Record number of trees collected in this year’s Parks Mulchfest program

Trees going into a chipping machine at Maria Hernandez Park in Brooklyn. (NYC Parks)

With the conclusion of NYC Parks’ Mulchfest, which collects peoples’ Christmas trees for recycling, Parks announced it had received a record number of trees this year, smashing its previous record by a 60 percent margin.

Mulchfest 2020 collected 48,230 trees in the five boroughs, passing the previous record of 30,226 trees gathered in 2014. Last year, just over 28,000 trees were collected, with recent years mostly seeing similar collection numbers, according to Parks data. The trees are turned into mulch, which is used to help gardening and soil fertility.

This year’s Mulchfest was from Dec. 26 through Jan. 11. There were 67 drop-off sites, including 32 chipping sites, throughout the five boroughs, at parks and GreenThumb gardens.

“It gives me great pleasure to announce that our city’s residents have gone above and beyond as urban stewards this year, setting a new recycling record at Mulchfest 2020,” said NYC Parks Commissioner Mitchell J. Silver in a statement. “I would like to thank our partners at the Department of Sanitation, as well as every single individual who participated in this event, for doing their part to make our city even more sustainable. Here’s to 50,000 trees at Mulchfest 2021!”

Tree collection at Conference House Park in Staten Island. (NYC Parks)

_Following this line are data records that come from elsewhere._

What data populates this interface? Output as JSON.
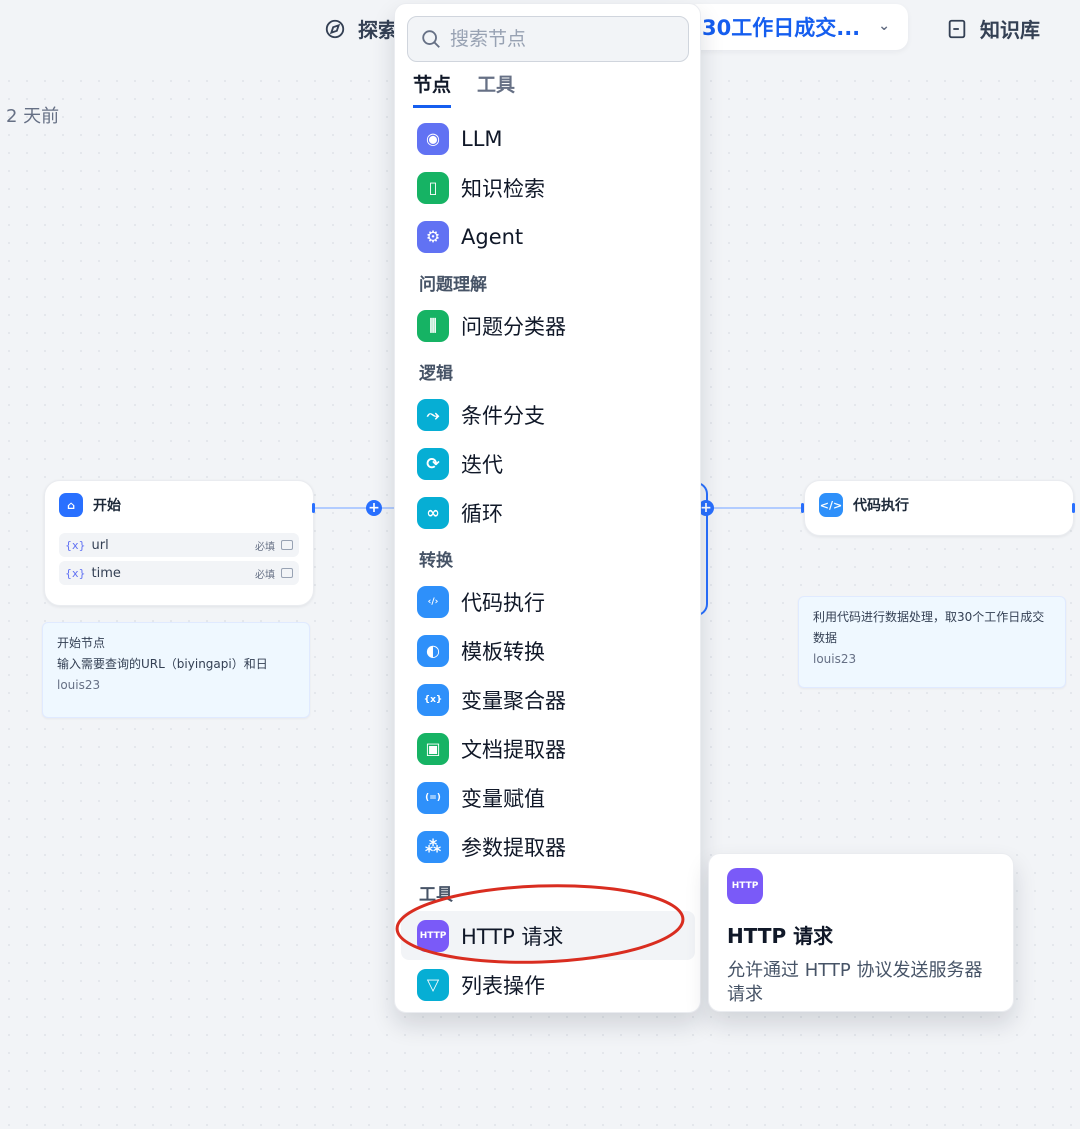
{
  "topbar": {
    "explore_label": "探索",
    "app_name": "30工作日成交...",
    "knowledge_label": "知识库"
  },
  "time_ago": "2 天前",
  "nodes": {
    "start": {
      "title": "开始",
      "vars": [
        {
          "name": "url",
          "required": "必填"
        },
        {
          "name": "time",
          "required": "必填"
        }
      ],
      "note_title": "开始节点",
      "note_body": "输入需要查询的URL（biyingapi）和日",
      "note_author": "louis23"
    },
    "code": {
      "title": "代码执行",
      "note_body": "利用代码进行数据处理，取30个工作日成交数据",
      "note_author": "louis23"
    }
  },
  "panel": {
    "search_placeholder": "搜索节点",
    "tabs": [
      {
        "label": "节点",
        "active": true
      },
      {
        "label": "工具",
        "active": false
      }
    ],
    "items": [
      {
        "type": "item",
        "label": "LLM",
        "icon": "brain-icon",
        "color": "#6172f3"
      },
      {
        "type": "item",
        "label": "知识检索",
        "icon": "book-icon",
        "color": "#16b364"
      },
      {
        "type": "item",
        "label": "Agent",
        "icon": "agent-icon",
        "color": "#6172f3"
      },
      {
        "type": "group",
        "label": "问题理解"
      },
      {
        "type": "item",
        "label": "问题分类器",
        "icon": "classifier-icon",
        "color": "#16b364"
      },
      {
        "type": "group",
        "label": "逻辑"
      },
      {
        "type": "item",
        "label": "条件分支",
        "icon": "branch-icon",
        "color": "#06aed4"
      },
      {
        "type": "item",
        "label": "迭代",
        "icon": "iterate-icon",
        "color": "#06aed4"
      },
      {
        "type": "item",
        "label": "循环",
        "icon": "loop-icon",
        "color": "#06aed4"
      },
      {
        "type": "group",
        "label": "转换"
      },
      {
        "type": "item",
        "label": "代码执行",
        "icon": "code-icon",
        "color": "#2e90fa"
      },
      {
        "type": "item",
        "label": "模板转换",
        "icon": "template-icon",
        "color": "#2e90fa"
      },
      {
        "type": "item",
        "label": "变量聚合器",
        "icon": "variable-aggregator-icon",
        "color": "#2e90fa"
      },
      {
        "type": "item",
        "label": "文档提取器",
        "icon": "doc-extractor-icon",
        "color": "#16b364"
      },
      {
        "type": "item",
        "label": "变量赋值",
        "icon": "assign-icon",
        "color": "#2e90fa"
      },
      {
        "type": "item",
        "label": "参数提取器",
        "icon": "param-extractor-icon",
        "color": "#2e90fa"
      },
      {
        "type": "group",
        "label": "工具"
      },
      {
        "type": "item",
        "label": "HTTP 请求",
        "icon": "http-icon",
        "color": "#7a5af8",
        "highlighted": true
      },
      {
        "type": "item",
        "label": "列表操作",
        "icon": "filter-icon",
        "color": "#06aed4"
      }
    ]
  },
  "tooltip": {
    "icon_text": "HTTP",
    "title": "HTTP 请求",
    "description": "允许通过 HTTP 协议发送服务器请求"
  },
  "colors": {
    "accent": "#155eef",
    "annotation": "#d92d20"
  }
}
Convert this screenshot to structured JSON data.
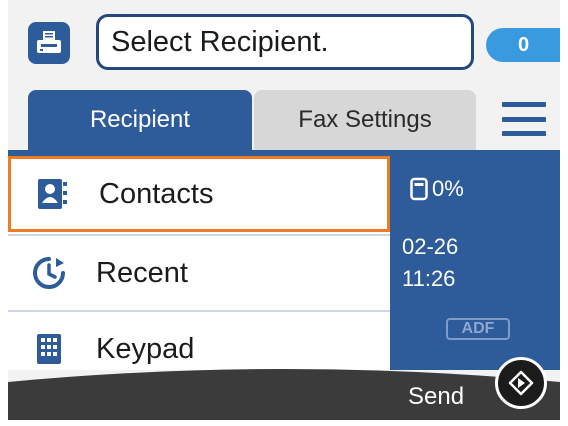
{
  "header": {
    "recipient_field_text": "Select Recipient.",
    "recipient_count": "0",
    "fax_icon": "fax-machine-icon"
  },
  "tabs": [
    {
      "label": "Recipient",
      "active": true
    },
    {
      "label": "Fax Settings",
      "active": false
    }
  ],
  "menu_icon": "hamburger-menu-icon",
  "list": {
    "items": [
      {
        "label": "Contacts",
        "icon": "contacts-book-icon",
        "selected": true
      },
      {
        "label": "Recent",
        "icon": "recent-history-icon",
        "selected": false
      },
      {
        "label": "Keypad",
        "icon": "keypad-icon",
        "selected": false
      }
    ]
  },
  "status": {
    "memory": "0%",
    "date": "02-26",
    "time": "11:26",
    "adf": "ADF"
  },
  "footer": {
    "send_label": "Send"
  },
  "colors": {
    "primary": "#2e5b9a",
    "selection": "#ef7b22",
    "badge": "#3a9ae0",
    "footer": "#3b3b3b"
  }
}
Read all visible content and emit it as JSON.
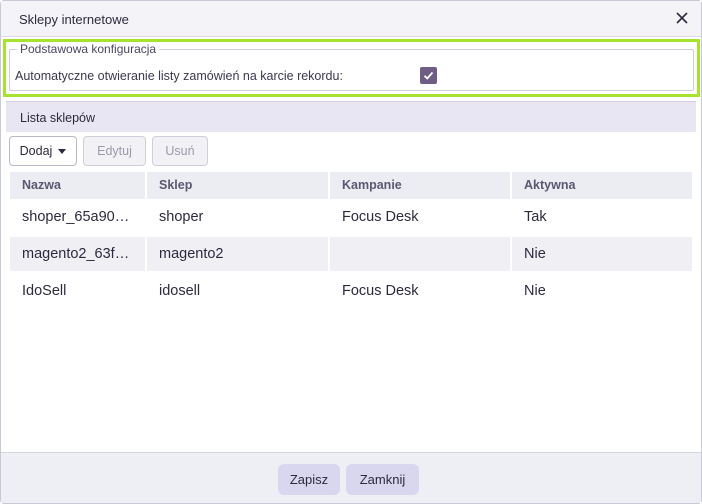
{
  "dialog": {
    "title": "Sklepy internetowe"
  },
  "config": {
    "legend": "Podstawowa konfiguracja",
    "auto_open_label": "Automatyczne otwieranie listy zamówień na karcie rekordu:",
    "auto_open_checked": true
  },
  "list": {
    "header": "Lista sklepów",
    "toolbar": {
      "add_label": "Dodaj",
      "edit_label": "Edytuj",
      "delete_label": "Usuń"
    },
    "columns": [
      "Nazwa",
      "Sklep",
      "Kampanie",
      "Aktywna"
    ],
    "rows": [
      {
        "name": "shoper_65a90…",
        "shop": "shoper",
        "campaign": "Focus Desk",
        "active": "Tak"
      },
      {
        "name": "magento2_63f…",
        "shop": "magento2",
        "campaign": "",
        "active": "Nie"
      },
      {
        "name": "IdoSell",
        "shop": "idosell",
        "campaign": "Focus Desk",
        "active": "Nie"
      }
    ]
  },
  "footer": {
    "save_label": "Zapisz",
    "close_label": "Zamknij"
  },
  "colors": {
    "highlight": "#a6e22e",
    "checkbox": "#6e5e85",
    "footer_button": "#d9d7f0"
  },
  "icons": {
    "close": "close-icon",
    "checkmark": "checkmark-icon",
    "caret": "caret-down-icon"
  }
}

Parks cited several factors for the record-breaking year. The changed chipping schedule allowed for people to bring in trees on two consecutive Saturdays, instead of during one weekend like in past years. Also, the weather was unseasonably warm, Parks noted, and the program had an earlier start date this season. There were also more tree vendors who dropped off trees, with vendors contributing 9,000 trees this year instead of the typical 3,000 annually.

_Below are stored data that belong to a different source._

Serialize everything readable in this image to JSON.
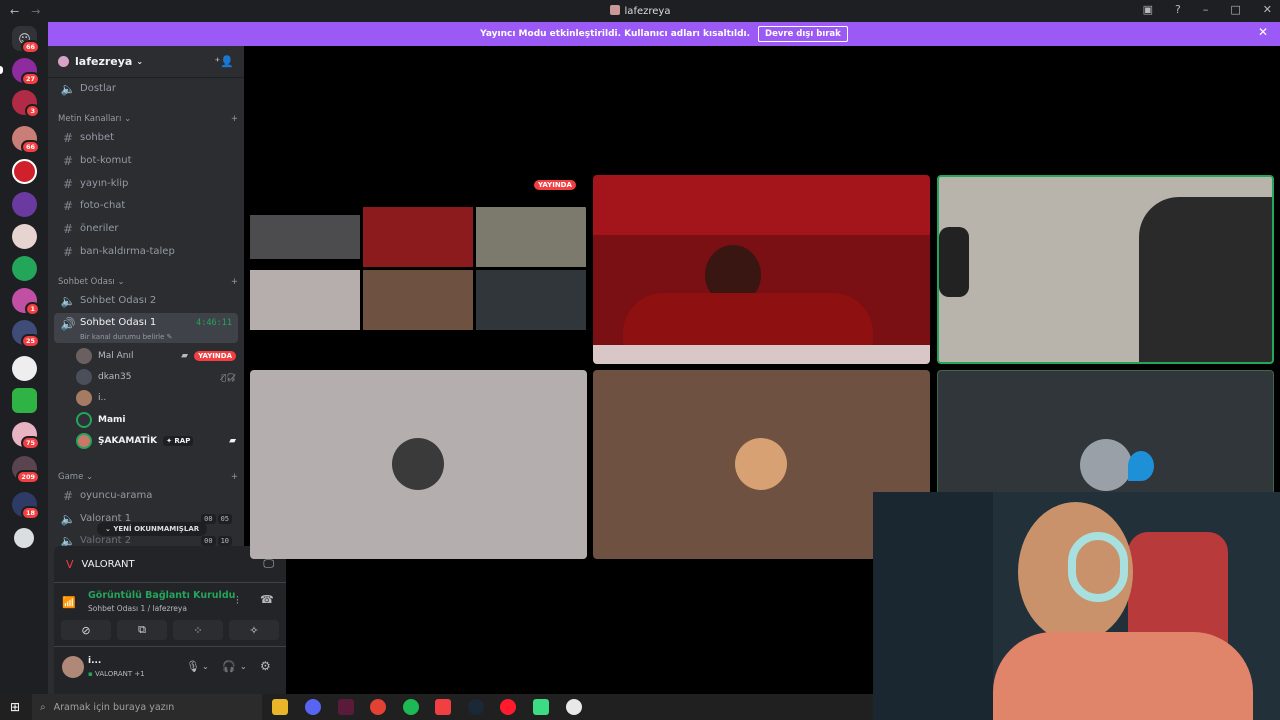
{
  "window": {
    "title": "lafezreya",
    "back": "←",
    "forward": "→"
  },
  "banner": {
    "text": "Yayıncı Modu etkinleştirildi. Kullanıcı adları kısaltıldı.",
    "button": "Devre dışı bırak"
  },
  "rail_badges": [
    "66",
    "27",
    "3",
    "66",
    "1",
    "25",
    "75",
    "209",
    "18"
  ],
  "server": {
    "name": "lafezreya"
  },
  "sidebar": {
    "friends": "Dostlar",
    "text_category": "Metin Kanalları",
    "text_channels": [
      "sohbet",
      "bot-komut",
      "yayın-klip",
      "foto-chat",
      "öneriler",
      "ban-kaldırma-talep"
    ],
    "voice_category": "Sohbet Odası",
    "voice_channels": [
      "Sohbet Odası 2",
      "Sohbet Odası 1"
    ],
    "timer": "4:46:11",
    "status_placeholder": "Bir kanal durumu belirle",
    "users": [
      {
        "name": "Mal Anıl",
        "live": "YAYINDA"
      },
      {
        "name": "dkan35"
      },
      {
        "name": "i.."
      },
      {
        "name": "Mami"
      },
      {
        "name": "ŞAKAMATİK",
        "tag": "RAP"
      }
    ],
    "game_category": "Game",
    "game_channels": [
      "oyuncu-arama",
      "Valorant 1",
      "Valorant 2"
    ],
    "counts": [
      [
        "00",
        "05"
      ],
      [
        "00",
        "10"
      ]
    ],
    "new_unread": "YENİ OKUNMAMIŞLAR"
  },
  "panel": {
    "activity": "VALORANT",
    "voice_status": "Görüntülü Bağlantı Kuruldu",
    "voice_location": "Sohbet Odası 1 / lafezreya",
    "user_name": "i...",
    "user_status": "VALORANT +1"
  },
  "stage": {
    "live_badge": "YAYINDA"
  },
  "taskbar": {
    "search_placeholder": "Aramak için buraya yazın"
  },
  "colors": {
    "accent": "#9b59f6",
    "live": "#f23f42",
    "voice_green": "#23a55a"
  }
}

A chipping machine at Manhattan’s Washington Square Park during Mulchfest 2020. (Photo by Gabe Herman)

The newly-created mulch will be distributed this spring, according to Department of Sanitation Commissioner Kathryn Garcia, to parks and community gardens that request them.

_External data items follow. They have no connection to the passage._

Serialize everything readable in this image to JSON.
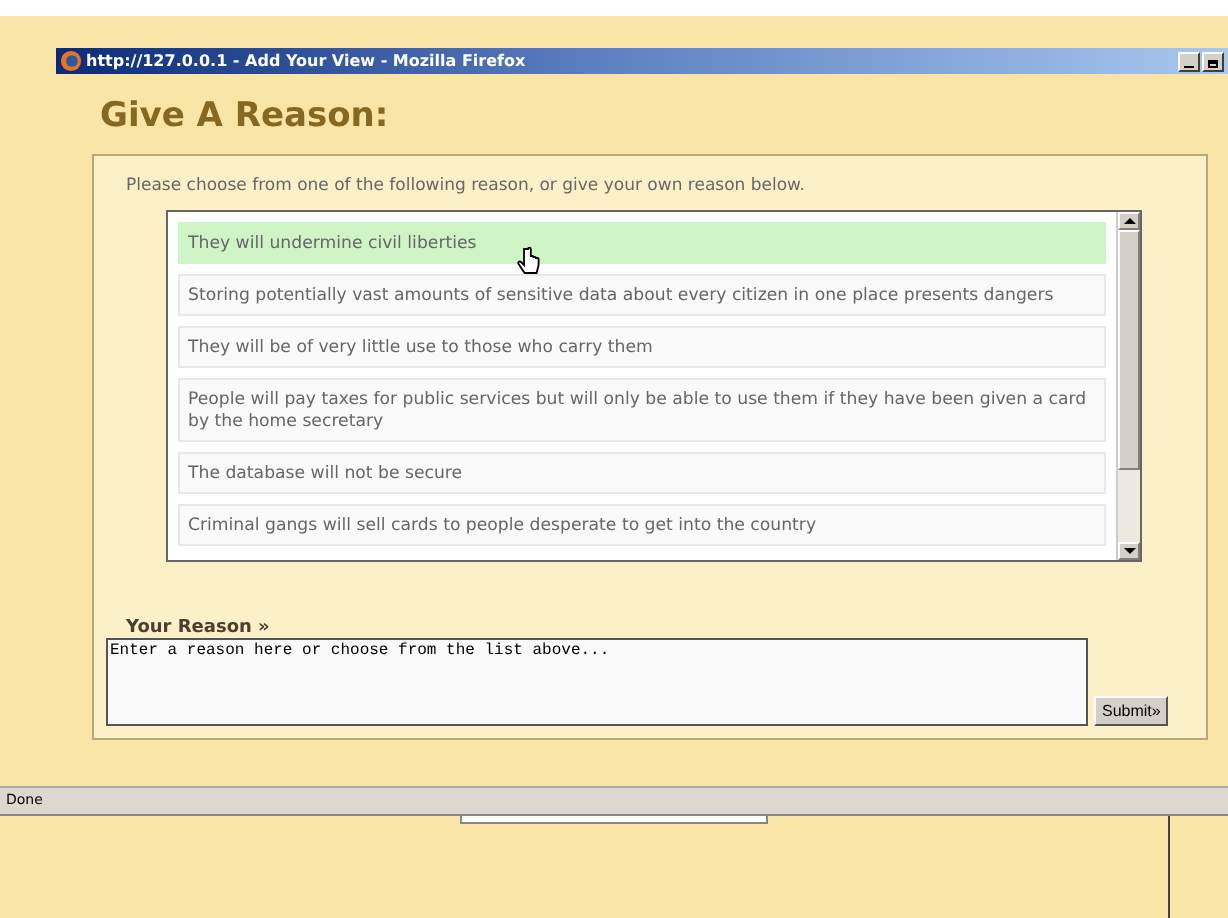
{
  "window": {
    "title": "http://127.0.0.1 - Add Your View - Mozilla Firefox"
  },
  "heading": "Give A Reason:",
  "instruction": "Please choose from one of the following reason, or give your own reason below.",
  "reasons": [
    {
      "text": "They will undermine civil liberties",
      "selected": true
    },
    {
      "text": "Storing potentially vast amounts of sensitive data about every citizen in one place presents dangers",
      "selected": false
    },
    {
      "text": "They will be of very little use to those who carry them",
      "selected": false
    },
    {
      "text": "People will pay taxes for public services but will only be able to use them if they have been given a card by the home secretary",
      "selected": false
    },
    {
      "text": "The database will not be secure",
      "selected": false
    },
    {
      "text": "Criminal gangs will sell cards to people desperate to get into the country",
      "selected": false
    }
  ],
  "your_reason": {
    "label": "Your Reason »",
    "value": "Enter a reason here or choose from the list above..."
  },
  "submit": "Submit»",
  "status_bar": "Done"
}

When the data for Mulchfest tree contributions were broken down by borough, Manhattan collected the most, with 21,486 trees, according to Parks numbers. The Manhattan number includes trees dropped off by vendors. In Brooklyn, 15,867 trees were collected this year; Queens collected 4,912 trees; the Bronx received 4,795 trees; and 1,170 trees were collected in Staten Island.